Madame Delaunay, vous avez rappelé les progrès accomplis depuis quarante ans, mais je vous ferai la même réponse qu’à Mme la secrétaire d’État : il n’y a pas eu de nouvelle molécule pour l’oncologie pédiatrique en quarante ans, ni de recherche spécifique. Vous me reprochez d’avoir déclaré que c’était honteux pour notre pays, mais il n’est pas tenable pour une société d’expliquer que l’on n’a pas recherché sur des cancers qui ont encore aujourd’hui 100 % de létalité. Vous m’avez parlé en commission de traitements par rayons, mais pourquoi n’y a-t-il aucun appel à projet de recherche sur ces cancers, quand bien même ils touchent très peu d’enfants ? Une société qui n’est pas capable de répondre à ces enfants et à leurs parents autre chose qu’ « on n’a pas cherché parce que ce n’est pas rentable pour l’industrie pharmaceutique et qu’on n’est pas capable de dégager des moyens publics », nous paraît inacceptable.

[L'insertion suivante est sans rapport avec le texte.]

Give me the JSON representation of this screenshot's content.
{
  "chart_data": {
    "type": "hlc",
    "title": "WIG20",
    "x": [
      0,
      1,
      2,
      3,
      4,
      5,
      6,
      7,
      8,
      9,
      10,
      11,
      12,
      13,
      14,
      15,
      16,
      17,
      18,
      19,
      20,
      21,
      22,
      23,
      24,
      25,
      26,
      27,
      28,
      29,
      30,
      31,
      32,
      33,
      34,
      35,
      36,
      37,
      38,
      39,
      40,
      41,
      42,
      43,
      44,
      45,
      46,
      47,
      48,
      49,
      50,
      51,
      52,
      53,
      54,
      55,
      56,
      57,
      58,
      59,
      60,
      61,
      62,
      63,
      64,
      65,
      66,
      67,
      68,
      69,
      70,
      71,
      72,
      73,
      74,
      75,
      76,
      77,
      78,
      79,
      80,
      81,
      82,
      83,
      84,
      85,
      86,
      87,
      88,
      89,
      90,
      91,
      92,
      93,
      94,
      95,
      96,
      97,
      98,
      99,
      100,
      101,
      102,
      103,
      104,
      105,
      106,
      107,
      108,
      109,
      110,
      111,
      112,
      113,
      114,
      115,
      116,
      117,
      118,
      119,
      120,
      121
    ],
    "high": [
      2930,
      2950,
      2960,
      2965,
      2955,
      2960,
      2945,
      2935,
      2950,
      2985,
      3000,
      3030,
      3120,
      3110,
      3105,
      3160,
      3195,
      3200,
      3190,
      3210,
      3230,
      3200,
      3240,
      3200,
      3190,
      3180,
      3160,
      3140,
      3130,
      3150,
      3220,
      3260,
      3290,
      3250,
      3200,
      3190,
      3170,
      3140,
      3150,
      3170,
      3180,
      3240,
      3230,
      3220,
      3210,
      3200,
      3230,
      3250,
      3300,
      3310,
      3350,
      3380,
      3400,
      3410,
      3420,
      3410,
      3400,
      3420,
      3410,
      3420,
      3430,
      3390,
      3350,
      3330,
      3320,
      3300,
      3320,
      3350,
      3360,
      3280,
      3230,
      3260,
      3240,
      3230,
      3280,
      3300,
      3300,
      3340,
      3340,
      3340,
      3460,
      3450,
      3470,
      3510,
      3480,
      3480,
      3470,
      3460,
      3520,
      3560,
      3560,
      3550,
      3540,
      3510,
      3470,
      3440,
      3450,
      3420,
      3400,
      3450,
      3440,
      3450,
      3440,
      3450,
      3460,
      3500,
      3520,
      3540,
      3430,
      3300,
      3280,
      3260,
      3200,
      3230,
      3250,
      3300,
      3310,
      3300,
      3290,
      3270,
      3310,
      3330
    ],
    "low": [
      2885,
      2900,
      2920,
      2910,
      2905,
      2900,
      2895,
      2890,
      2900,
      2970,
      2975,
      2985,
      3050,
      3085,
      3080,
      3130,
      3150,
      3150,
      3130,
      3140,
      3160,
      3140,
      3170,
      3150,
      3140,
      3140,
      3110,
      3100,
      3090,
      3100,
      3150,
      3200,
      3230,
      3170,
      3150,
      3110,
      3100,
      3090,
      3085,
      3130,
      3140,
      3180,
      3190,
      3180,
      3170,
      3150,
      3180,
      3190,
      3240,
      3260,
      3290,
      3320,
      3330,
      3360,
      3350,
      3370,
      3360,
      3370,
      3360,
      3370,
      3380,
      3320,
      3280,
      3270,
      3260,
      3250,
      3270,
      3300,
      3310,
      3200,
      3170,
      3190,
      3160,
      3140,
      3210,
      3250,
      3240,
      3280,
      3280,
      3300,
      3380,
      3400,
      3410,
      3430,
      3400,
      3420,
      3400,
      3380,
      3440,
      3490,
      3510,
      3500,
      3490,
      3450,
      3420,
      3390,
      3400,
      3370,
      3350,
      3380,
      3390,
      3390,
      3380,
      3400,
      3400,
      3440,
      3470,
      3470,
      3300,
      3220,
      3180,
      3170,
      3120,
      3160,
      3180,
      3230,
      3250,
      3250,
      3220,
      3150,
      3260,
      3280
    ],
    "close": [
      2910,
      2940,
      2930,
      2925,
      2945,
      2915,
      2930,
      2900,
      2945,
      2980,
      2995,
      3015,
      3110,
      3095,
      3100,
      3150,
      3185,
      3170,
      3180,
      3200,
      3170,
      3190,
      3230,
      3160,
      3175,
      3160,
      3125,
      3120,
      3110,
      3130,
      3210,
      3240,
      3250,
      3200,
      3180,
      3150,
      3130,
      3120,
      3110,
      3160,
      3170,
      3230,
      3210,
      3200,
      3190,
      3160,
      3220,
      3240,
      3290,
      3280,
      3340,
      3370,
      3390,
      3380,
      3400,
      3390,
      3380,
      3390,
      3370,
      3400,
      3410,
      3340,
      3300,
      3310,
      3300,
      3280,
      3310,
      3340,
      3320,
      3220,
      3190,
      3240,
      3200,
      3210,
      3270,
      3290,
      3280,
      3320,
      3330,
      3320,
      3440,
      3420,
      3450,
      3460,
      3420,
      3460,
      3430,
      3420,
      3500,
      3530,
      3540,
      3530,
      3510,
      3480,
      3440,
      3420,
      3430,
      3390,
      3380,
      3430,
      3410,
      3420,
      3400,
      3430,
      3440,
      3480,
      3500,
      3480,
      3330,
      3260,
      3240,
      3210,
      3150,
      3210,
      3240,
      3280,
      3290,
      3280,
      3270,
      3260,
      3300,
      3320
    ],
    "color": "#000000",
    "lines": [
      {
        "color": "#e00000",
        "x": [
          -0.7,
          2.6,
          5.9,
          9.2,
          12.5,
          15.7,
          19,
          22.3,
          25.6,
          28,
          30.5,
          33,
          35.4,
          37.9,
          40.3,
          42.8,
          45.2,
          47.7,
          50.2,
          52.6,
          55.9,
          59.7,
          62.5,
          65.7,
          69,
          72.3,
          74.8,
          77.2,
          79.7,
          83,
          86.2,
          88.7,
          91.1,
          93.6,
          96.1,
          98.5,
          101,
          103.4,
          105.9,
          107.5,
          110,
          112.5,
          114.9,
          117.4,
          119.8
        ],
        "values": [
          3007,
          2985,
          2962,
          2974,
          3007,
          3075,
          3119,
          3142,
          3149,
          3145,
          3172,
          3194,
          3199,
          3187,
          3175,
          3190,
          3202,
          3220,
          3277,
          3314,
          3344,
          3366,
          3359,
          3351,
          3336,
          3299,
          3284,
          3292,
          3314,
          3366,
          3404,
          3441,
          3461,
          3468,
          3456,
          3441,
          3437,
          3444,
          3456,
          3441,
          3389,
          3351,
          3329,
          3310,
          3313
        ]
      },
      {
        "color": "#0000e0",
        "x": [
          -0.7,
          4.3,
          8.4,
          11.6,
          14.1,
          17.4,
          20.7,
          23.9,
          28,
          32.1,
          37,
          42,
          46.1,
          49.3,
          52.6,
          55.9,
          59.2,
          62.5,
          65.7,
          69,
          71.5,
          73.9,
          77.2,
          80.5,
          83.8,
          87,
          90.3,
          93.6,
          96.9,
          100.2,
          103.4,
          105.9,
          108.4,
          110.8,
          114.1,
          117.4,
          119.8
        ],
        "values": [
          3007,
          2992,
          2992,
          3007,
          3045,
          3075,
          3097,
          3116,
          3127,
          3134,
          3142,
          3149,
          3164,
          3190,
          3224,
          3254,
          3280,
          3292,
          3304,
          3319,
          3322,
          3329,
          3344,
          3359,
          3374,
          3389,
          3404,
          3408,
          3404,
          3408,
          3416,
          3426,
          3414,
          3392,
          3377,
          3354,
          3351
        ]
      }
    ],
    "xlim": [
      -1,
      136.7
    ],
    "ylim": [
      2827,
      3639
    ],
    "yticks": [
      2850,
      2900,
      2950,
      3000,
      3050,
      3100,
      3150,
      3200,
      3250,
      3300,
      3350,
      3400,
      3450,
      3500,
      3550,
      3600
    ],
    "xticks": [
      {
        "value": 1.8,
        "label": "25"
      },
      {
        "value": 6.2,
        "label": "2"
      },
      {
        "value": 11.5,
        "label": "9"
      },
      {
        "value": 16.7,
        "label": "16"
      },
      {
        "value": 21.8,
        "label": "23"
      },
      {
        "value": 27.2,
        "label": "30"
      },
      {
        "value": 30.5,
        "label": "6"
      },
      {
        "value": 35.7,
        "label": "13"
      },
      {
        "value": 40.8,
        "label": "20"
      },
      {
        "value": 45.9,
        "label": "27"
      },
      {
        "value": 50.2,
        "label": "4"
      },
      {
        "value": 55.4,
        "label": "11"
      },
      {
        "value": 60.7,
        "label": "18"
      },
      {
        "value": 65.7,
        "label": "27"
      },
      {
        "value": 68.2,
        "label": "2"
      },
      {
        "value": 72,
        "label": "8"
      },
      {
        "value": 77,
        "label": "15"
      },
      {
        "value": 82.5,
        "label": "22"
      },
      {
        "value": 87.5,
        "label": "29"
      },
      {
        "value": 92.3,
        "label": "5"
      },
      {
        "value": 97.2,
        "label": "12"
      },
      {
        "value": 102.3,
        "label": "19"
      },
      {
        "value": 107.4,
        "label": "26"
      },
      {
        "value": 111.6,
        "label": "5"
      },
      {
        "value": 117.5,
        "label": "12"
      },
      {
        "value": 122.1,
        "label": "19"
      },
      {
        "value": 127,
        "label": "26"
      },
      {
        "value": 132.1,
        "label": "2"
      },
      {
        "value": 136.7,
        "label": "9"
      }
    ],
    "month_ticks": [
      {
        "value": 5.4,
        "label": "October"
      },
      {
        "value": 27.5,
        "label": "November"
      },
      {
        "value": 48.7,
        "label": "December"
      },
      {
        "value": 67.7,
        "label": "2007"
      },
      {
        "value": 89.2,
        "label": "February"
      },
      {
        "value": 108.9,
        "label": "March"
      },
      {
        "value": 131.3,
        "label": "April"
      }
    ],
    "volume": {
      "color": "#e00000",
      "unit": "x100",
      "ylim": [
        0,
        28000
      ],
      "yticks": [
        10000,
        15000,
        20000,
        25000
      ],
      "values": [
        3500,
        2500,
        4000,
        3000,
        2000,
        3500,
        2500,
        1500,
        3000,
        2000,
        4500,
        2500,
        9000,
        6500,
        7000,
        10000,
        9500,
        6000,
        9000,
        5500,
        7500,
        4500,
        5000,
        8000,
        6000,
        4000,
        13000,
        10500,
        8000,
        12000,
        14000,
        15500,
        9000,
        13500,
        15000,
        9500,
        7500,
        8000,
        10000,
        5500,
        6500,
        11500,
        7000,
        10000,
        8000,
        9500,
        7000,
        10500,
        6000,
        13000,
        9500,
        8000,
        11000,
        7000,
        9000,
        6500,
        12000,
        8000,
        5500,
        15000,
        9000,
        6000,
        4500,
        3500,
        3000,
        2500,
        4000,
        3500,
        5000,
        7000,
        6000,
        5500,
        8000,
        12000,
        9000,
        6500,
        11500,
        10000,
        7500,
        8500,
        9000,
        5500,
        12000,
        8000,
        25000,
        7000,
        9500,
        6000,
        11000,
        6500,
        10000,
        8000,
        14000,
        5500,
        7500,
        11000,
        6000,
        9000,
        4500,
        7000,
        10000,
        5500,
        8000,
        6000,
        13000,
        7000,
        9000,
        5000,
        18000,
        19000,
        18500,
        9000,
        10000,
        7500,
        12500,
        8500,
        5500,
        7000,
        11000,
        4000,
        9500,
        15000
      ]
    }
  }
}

Et puis vous me reprochez une deuxième fois, après l’avoir fait en commission, de dresser une frontière entre les cancers des adultes et ceux des enfants. Mais cette frontière existe : rencontrez les chercheurs comme je l’ai fait en préparant mon rapport, et vous verrez qu’ils regrettent de ne pas pouvoir répondre à des appels à projet financés dans le domaine de l’oncologie pédiatrique et que leurs équipes ne puissent pas y projeter une carrière. Ils se tournent donc vers ce qui permet de développer des projets de recherche de long terme, soit pour l’essentiel dans le domaine de l’oncologie adulte.

Enfin, j’ai été assez surpris, madame Delaunay, de vous entendre dire que vous ne pouviez me suivre sur le principe d’une telle taxe. Pourtant, vous comprenez bien celui d’une taxe à 1,6 % qui va rapporter 320 millions, puisque vous venez de la voter il y a quelques semaines, alors que le principe d’une taxe à 0,05 %, qui rapporterait 10 millions, vous choque.